The patella, or kneecap, is part of the stifle joint (knee). In patellar luxation, the kneecap luxates, or pops out of place, either in a medial or lateral position.
Bilateral involvement is most common, but unilateral is not uncommon. Animals can be affected by the time they are 8 weeks of age. The most notable finding is a knock-knee (genu valgum) stance. The patella is usually reducible, and laxity of the medial collateral ligament may be evident. The medial retinacular tissues of the stifle joint are often thickened, and the foot can be seen to twist laterally as weight is placed on the limb.
Patellar Luxation Categories
Patellar luxations fall into several categories:
1 Medial luxation; toy, miniature, and large breeds
3 Lateral luxation; toy and miniature breeds
5 Lateral luxation; large and giant breeds.
7 Luxation resulting from trauma; various breeds, of no importance to the certification process.
Numbers 1, 2 and 3 are either known to be heritable or strongly suspected.
Medial Luxation in Toy, Miniature, and Large Breeds
Although the luxation may not be present at birth, the anatomical deformities that cause these luxations are present at that time and are responsible for subsequent recurrent patellar luxation. Patellar luxation should be considered an inherited disease.
Three classes of patients are identifiable:
1 Neonates and older puppies often show clinical signs of abnormal hind-leg carriage and function from the time they start walking; these present grades 3 and 4 generally.
3 Young to mature animals with grade 2 to 3 luxations usually have exhibited abnormal or intermittently abnormal gaits all their lives but are presented when the problem symptomatically worsens.
5 Older animals with grade 1 and 2 luxations may exhibit sudden signs of lameness because of further breakdown of soft tissues as result of minor trauma or because of worsening of degenerative joint disease pain.
Signs vary dramatically with the degree of luxation. In grades 1 and 2, lameness is evident only when the patella is in the luxated position. The leg is carried with the stifle joint flexed but may be touched to the ground every third or fourth step at fast gaits. Grade 3 and 4 animals exhibit a crouching, bowlegged stance (genu varum) with the feet turned inward and with most of the weight transferred to the front legs.
Permanent luxation renders the quadriceps ineffective in extending the stifle. Extension of the stifle will allow reduction of the luxation in grades 1 and 2. Pain is present in some cases, especially when chondromalacia of the patella and femoral condyle is present. Most animals; however, seem to show little irritation upon palpation.

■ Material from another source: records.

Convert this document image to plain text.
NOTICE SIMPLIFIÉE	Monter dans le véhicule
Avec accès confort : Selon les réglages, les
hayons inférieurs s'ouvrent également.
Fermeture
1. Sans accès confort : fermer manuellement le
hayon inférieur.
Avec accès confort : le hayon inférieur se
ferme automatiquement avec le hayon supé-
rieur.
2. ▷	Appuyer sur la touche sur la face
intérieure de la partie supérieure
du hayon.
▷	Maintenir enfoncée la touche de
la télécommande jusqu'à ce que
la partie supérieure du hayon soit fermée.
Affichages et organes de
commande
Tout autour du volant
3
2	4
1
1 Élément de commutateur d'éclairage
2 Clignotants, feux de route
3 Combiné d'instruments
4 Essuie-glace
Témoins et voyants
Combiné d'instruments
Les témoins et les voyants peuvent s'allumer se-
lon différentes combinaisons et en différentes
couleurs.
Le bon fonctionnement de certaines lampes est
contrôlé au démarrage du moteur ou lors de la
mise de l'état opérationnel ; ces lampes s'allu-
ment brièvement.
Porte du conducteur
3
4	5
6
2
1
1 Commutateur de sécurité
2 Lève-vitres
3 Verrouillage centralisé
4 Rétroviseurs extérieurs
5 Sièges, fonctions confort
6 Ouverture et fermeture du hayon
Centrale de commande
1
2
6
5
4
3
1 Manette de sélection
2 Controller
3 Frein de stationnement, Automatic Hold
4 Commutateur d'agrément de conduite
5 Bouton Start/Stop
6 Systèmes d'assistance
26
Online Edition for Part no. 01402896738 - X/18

Lateral luxation in small breeds is most often seen late in the animal's life, from 5 to 8 years of age. The heritability is unknown. Skeletal abnormalities are relatively minor in this syndrome, which seems to represent a breakdown in soft tissue in response to, as yet, obscure skeletal derangement. Thus, most lateral luxations are grades 1 and 2, and the bony changes are similar, but opposite, to those described for medial luxation. The dog has more functional disability with lateral luxation than with medial luxation.
In mature animals, signs may develop rapidly and may be associated with minor trauma or strenuous activity. A knock-knee or genu valgum stance, sometimes described as seal-like, is characteristic.
Sudden bilateral luxation may render the animal unable to stand and so simulate neurological disease. Physical examination is as described for medial luxation.